Previous attempts to regulate air quality under the Clean Air Act focused on specific pollutants, such as mercury or particulate matter, their source and eliminating them from the local environment, Byers said.
Carbon dioxide emissions, by contrast, are global, meaning what is emitted in China impacts the United States and vice versa, he said. Any carbon reductions in the U.S. resulting from the rule will be negated by increased coal consumption in Asia. American companies, meanwhile, will be left at a disadvantage, as their Asian competitors use a lower-cost fuel source, Byers argued.
Byers was one of four panelists to take up the subject of the new EPA rules, which are expected to be released on June 2, at the Wyoming Energy Summit.
The two-day event, hosted by the Wyoming Business Report, featured a keynote speech by Gov. Matt Mead and a series of panel discussions on everything from coal exports to oil-by-rail transportation to the future of the uranium industry.
But in a state that collects $1.2 billion in biannual coal revenues, much of the early discussion centered around the coming EPA rules and what they might mean for the industry.
"Really what our interest is, is that this rule doesn't shut down existing coal plants and coal mines," said Barbara Walz, vice president of compliance at the utility Tri-State Generation and Transmission Association.
A separate rule, which would essentially require new coal plants to be as efficient as natural gas facilities, effectively mandates utilities use carbon capture technology to meet EPA's regulations, Walz said. Such technology is expensive and would cause wholesale electricity costs to rise 70 to 80 percent initially, she predicted. Costs will fall after the carbon capture technology is improved, but they are still projected to be 30 to 40 percent higher than where they are now, Walz said.
Steve Dietrich, administrator of the Wyoming Department of Environmental Quality's Air Quality Division, said EPA regulations typically require power plants to install the best available technology to curb pollution. The new rule is different because it essentially forces companies to deploy a technology that has yet to be commercially proven, he said.

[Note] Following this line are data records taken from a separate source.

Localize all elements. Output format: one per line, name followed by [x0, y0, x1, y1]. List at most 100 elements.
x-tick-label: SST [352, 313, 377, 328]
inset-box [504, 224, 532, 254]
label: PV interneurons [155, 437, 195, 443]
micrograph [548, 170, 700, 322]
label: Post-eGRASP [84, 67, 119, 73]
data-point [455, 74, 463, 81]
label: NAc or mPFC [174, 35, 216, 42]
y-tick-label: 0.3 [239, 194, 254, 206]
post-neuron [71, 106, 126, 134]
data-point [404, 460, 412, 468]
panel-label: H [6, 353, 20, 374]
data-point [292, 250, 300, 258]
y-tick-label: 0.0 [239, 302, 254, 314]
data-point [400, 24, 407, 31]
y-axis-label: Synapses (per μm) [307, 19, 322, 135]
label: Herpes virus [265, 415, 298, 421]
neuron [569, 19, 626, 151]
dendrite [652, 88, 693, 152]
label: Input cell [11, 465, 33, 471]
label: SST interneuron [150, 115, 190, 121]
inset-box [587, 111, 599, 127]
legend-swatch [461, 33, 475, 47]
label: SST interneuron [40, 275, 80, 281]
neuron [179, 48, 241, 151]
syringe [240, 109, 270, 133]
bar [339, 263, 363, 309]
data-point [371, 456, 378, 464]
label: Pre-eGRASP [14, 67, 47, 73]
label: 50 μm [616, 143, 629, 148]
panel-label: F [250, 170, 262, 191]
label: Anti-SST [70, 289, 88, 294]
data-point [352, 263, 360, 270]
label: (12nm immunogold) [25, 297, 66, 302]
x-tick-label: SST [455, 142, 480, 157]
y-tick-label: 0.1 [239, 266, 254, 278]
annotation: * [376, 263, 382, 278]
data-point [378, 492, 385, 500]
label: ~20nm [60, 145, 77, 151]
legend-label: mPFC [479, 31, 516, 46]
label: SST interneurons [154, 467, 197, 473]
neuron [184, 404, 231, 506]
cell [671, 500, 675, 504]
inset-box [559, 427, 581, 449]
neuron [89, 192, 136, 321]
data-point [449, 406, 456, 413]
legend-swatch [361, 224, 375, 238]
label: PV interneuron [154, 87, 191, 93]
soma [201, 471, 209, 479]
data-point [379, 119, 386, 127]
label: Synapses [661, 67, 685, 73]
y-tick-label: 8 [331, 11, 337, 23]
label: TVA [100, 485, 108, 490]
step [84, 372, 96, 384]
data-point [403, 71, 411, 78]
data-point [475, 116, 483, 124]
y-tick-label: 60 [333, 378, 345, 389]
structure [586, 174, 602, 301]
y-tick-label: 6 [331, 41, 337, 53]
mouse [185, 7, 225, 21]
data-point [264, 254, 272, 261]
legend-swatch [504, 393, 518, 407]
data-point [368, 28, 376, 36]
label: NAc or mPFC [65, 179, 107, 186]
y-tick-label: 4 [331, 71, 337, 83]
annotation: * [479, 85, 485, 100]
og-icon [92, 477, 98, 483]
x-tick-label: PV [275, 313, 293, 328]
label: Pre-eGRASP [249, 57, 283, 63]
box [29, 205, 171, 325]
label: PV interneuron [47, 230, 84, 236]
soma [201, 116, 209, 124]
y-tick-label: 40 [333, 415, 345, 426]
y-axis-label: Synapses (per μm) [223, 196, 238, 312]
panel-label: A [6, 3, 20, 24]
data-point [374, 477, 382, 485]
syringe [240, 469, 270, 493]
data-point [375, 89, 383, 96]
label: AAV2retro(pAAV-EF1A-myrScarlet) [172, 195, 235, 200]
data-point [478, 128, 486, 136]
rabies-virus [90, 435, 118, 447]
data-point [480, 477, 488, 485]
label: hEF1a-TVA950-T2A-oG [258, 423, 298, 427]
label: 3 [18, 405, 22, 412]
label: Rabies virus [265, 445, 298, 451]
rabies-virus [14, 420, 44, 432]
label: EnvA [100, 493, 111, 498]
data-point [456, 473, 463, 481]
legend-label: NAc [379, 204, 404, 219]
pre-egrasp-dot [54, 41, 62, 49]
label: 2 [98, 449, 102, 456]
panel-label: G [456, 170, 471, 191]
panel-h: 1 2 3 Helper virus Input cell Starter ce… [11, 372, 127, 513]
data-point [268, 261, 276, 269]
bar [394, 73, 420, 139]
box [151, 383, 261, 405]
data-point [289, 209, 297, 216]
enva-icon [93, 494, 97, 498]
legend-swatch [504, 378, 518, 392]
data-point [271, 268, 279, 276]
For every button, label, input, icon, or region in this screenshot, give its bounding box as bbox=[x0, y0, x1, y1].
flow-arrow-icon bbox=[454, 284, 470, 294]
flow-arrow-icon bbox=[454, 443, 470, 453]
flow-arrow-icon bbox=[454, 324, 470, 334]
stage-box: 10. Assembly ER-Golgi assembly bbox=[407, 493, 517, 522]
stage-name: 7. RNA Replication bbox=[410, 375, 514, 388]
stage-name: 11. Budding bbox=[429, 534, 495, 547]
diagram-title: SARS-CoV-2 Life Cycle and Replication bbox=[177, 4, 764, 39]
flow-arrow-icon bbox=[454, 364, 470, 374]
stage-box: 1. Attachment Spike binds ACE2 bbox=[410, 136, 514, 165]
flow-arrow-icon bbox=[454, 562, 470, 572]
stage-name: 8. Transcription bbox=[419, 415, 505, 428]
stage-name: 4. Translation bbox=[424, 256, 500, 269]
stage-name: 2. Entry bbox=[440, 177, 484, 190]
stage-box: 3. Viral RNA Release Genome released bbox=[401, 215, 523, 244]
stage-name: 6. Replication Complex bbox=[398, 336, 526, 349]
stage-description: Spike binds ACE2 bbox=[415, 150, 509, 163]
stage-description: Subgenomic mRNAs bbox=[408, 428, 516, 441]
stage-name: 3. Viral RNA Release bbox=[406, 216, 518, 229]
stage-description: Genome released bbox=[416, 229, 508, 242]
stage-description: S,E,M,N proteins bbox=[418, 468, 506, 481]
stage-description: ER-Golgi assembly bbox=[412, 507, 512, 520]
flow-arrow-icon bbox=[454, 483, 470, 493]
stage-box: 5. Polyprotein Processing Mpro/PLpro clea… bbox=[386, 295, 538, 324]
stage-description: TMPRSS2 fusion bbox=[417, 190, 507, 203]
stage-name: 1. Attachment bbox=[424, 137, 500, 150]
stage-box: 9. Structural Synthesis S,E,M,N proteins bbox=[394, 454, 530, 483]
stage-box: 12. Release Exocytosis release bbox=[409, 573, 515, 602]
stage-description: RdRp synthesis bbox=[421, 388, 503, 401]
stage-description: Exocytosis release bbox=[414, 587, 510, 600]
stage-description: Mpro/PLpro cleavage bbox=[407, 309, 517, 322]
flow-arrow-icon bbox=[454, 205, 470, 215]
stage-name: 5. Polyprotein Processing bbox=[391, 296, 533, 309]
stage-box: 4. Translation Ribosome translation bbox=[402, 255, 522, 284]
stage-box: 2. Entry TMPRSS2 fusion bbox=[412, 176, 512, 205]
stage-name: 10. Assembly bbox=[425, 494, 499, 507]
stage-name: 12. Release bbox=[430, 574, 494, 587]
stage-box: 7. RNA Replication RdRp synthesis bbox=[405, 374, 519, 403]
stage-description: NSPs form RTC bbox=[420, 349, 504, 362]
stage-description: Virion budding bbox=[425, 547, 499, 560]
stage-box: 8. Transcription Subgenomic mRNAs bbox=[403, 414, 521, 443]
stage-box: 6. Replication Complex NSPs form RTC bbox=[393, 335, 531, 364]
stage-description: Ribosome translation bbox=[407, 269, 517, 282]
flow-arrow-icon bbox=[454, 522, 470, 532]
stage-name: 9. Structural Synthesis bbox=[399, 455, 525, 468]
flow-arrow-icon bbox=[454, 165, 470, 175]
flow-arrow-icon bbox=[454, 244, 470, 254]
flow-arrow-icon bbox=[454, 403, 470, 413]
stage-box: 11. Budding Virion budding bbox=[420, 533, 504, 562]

It has taken EPA nearly 40 years to implement a rule passed in the 1970s aimed at curtailing smog, said Richard Garrett, an energy policy analyst at the Wyoming Outdoor Council, a Lander-based environmental group.
Given that track record and the costs involved in upgrading existing coal plants, it will likely be a long time before EPA implements the new coal rules in earnest, he said in an interview after the discussion.
"I would like to see bigger steps, bolder steps," Garrett said. "Climate change is upon us and it will become a bigger and bigger burden for our children."